For most of human history, cities were remarkably small by today's standards. This does not mean they were never populous. Ancient Rome at its peak had a million inhabitants, but its land footprint was almost unfathomably modest compared to what we would expect of a city of a million (say, Jacksonville) today.

This wasn't because our ancestors culturally prized small spaces more than we do. It was, rather, for a pragmatic reason: because people walked. Everything you needed for life had to be accessible on foot in a reasonable amount of time. 

With space at such a premium, it was almost never wasted. In fact, throughout history, wasting land has often been the primary way that the rich flaunt their wealth. Grassy lawns became a status symbol in Europe for this reason. 

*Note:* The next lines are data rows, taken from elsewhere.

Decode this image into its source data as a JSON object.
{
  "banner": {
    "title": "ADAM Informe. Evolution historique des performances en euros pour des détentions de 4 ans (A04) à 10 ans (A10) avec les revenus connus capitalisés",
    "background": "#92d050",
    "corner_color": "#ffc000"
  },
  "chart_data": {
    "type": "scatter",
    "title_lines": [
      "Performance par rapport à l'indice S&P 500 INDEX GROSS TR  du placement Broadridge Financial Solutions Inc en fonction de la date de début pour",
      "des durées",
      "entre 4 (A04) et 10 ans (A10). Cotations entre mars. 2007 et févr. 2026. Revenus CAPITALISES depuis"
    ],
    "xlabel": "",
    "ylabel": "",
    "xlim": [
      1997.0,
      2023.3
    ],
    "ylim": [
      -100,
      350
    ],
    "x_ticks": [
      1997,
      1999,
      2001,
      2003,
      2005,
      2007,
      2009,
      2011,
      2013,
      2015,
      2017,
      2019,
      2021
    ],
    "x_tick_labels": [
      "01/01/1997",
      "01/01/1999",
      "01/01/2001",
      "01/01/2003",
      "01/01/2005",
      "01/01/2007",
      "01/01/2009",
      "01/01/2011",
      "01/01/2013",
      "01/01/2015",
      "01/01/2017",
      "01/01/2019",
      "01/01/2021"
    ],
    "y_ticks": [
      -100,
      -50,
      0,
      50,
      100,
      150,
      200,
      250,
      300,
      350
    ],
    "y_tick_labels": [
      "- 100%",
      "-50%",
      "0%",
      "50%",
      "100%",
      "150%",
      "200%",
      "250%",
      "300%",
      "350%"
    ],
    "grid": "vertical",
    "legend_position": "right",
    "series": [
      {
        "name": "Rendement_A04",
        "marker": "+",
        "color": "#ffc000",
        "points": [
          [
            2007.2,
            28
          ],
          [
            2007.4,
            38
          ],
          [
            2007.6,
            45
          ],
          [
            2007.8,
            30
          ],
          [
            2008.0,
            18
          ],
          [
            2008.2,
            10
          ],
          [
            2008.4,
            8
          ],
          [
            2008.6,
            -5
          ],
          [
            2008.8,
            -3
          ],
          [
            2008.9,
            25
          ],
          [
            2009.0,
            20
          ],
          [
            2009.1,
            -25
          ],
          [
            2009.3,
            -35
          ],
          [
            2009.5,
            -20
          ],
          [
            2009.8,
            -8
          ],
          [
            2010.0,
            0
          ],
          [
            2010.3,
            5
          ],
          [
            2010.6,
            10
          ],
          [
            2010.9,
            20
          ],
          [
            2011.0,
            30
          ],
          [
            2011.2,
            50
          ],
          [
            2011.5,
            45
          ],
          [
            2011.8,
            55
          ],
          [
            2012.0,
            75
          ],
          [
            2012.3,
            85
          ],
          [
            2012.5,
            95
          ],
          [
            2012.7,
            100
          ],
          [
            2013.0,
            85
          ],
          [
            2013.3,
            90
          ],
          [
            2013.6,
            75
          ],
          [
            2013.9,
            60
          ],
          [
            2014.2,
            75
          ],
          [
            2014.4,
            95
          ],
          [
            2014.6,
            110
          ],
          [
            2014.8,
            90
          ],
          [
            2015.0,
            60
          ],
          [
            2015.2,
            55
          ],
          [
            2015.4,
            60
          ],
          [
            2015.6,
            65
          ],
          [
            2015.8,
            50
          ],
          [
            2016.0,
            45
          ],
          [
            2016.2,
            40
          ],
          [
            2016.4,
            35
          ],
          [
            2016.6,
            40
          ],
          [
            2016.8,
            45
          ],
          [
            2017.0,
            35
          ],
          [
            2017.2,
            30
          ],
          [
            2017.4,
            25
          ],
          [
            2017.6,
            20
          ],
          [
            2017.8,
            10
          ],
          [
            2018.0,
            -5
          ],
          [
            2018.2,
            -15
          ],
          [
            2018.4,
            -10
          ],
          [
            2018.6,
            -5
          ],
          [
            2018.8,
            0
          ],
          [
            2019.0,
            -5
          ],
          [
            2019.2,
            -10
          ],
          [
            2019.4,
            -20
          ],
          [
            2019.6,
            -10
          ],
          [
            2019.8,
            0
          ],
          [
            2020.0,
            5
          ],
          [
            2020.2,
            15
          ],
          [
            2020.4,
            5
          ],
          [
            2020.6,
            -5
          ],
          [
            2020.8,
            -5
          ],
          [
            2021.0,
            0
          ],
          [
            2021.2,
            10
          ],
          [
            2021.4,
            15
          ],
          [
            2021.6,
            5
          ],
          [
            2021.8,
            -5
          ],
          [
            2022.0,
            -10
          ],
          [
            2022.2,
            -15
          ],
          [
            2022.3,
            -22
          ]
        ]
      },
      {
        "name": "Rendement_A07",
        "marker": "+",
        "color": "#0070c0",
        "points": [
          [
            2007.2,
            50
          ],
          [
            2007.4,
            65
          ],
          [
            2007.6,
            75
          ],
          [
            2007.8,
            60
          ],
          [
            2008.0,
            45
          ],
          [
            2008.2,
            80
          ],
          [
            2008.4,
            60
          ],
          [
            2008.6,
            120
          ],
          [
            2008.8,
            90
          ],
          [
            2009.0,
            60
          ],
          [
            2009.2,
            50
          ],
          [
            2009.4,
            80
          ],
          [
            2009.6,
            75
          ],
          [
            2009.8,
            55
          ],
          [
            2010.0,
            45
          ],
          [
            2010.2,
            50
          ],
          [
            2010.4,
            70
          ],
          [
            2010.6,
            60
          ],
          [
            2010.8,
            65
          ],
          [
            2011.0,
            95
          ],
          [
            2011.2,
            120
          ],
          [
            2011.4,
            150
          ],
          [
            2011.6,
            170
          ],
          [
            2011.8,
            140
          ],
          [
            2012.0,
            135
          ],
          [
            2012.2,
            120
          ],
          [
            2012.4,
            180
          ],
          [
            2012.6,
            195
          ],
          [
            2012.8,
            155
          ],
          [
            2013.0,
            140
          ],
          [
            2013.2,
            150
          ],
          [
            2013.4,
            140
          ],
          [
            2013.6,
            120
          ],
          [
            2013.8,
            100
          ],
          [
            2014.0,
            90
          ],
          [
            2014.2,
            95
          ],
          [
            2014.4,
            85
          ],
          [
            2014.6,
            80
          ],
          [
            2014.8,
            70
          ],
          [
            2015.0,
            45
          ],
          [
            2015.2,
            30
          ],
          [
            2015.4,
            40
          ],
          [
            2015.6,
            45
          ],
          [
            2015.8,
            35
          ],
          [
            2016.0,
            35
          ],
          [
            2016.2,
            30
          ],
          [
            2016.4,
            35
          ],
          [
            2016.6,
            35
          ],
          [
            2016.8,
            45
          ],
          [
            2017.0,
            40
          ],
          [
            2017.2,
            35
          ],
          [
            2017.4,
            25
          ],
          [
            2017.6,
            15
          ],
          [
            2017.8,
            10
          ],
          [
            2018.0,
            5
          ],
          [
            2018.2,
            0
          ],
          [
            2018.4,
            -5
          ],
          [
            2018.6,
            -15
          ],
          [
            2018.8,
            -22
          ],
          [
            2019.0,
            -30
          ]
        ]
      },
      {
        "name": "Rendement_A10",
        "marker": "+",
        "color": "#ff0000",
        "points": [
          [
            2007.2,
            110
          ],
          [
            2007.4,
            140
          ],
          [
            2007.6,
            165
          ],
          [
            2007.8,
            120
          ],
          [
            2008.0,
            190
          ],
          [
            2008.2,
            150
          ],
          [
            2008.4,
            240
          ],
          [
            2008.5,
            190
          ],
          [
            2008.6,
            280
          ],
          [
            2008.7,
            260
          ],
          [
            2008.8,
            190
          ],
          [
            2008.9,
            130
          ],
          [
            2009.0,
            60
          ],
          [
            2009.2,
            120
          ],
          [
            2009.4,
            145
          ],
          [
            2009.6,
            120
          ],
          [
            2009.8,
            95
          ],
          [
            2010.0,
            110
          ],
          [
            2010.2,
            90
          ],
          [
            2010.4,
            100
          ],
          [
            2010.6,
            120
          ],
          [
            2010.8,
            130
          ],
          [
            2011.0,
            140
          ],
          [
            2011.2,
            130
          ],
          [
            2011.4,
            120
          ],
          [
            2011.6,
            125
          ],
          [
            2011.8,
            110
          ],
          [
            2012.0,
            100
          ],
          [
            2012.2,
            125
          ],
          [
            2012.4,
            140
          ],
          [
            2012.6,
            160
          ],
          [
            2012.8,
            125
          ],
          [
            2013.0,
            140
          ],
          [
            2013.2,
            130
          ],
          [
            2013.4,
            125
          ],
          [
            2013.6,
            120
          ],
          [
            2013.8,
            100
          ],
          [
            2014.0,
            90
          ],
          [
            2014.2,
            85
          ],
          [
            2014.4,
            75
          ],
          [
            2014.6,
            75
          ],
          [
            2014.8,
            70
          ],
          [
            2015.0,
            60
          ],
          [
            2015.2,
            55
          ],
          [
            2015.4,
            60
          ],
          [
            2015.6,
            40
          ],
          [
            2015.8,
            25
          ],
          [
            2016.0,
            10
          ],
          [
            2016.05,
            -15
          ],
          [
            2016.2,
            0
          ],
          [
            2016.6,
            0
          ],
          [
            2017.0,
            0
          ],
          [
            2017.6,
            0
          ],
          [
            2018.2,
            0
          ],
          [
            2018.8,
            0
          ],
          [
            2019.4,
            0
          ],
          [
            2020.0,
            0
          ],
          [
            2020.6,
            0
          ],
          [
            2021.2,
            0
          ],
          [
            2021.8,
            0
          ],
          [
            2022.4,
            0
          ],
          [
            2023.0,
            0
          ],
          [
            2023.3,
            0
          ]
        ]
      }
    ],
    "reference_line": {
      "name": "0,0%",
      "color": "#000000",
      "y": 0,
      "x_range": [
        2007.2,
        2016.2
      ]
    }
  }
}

Design that maximizes delight per acre—resulting in towns rich in sensory detail, intrigue, and serendipity—is an adaptation to the reality of a world in which many people want to occupy the same small area of land. It makes such living arrangements not only tolerable but appealing. Cities prior to modern sanitation could be nasty places in some respects, but the efforts of their inhabitants to make them delightful anyway are still in evidence.

Mass car ownership has resulted in a radical experiment in abandoning these efforts. Cars completely blow up the relationship of urban scale to the size of our bodies and the range of our senses. We can now travel from interesting place to interesting place with little concern for all the uninteresting (as far as we need know or care) places we're zooming by.

Istanbul, Turkey. Image via Unsplash.

Istanbul, Turkey. Image via Unsplash.

Of course, there are activities that genuinely benefit from more space, like sports. And mass car travel has been a boon to those activities: you can have your very own lawn big enough for a game of fetch with your dog or soccer with your kid, and all your neighbors can have that too, and you can still get to work in 30 minutes if the freeway isn't too congested. (Neighborhood parks were how prior generations enjoyed those activities, but modern suburban culture has moved more and more of life into private space.)

The price we've paid for this, though, is a steep one. Elbow room means energy expended traveling, the overwhelming majority of it still obtained by burning fossil fuels. Ample space means infrastructure, far more of it than we have the money to actually maintain, that begins falling apart the day it's finished. 

We're overdue for a course correction. I don't mean to demonize wide open spaces or those who enjoy them. But I do mean to suggest that there is much to be gained, not lost, from a commitment to reduce our footprint on the land.

Grand Bazaar, Tehran, Iran. Image via Unsplash.

Grand Bazaar, Tehran, Iran. Image via Unsplash.

A "delight per acre" orientation is a way to think about getting more out of less and having fun doing it. It's a blueprint for what the cities of the future ought to be, based on what the cities of the past were (but with the added benefit of no longer getting cholera or typhoid!). It's relevant in urban settings but also in very small towns. It's rooted in the simple recognition that using more land often doesn't result in a place that actually makes us happier to be in, relative to using less land.

Internalizing the principle of delight per acre is how we make building deeply resilient and financially strong places into a joy, not a burden.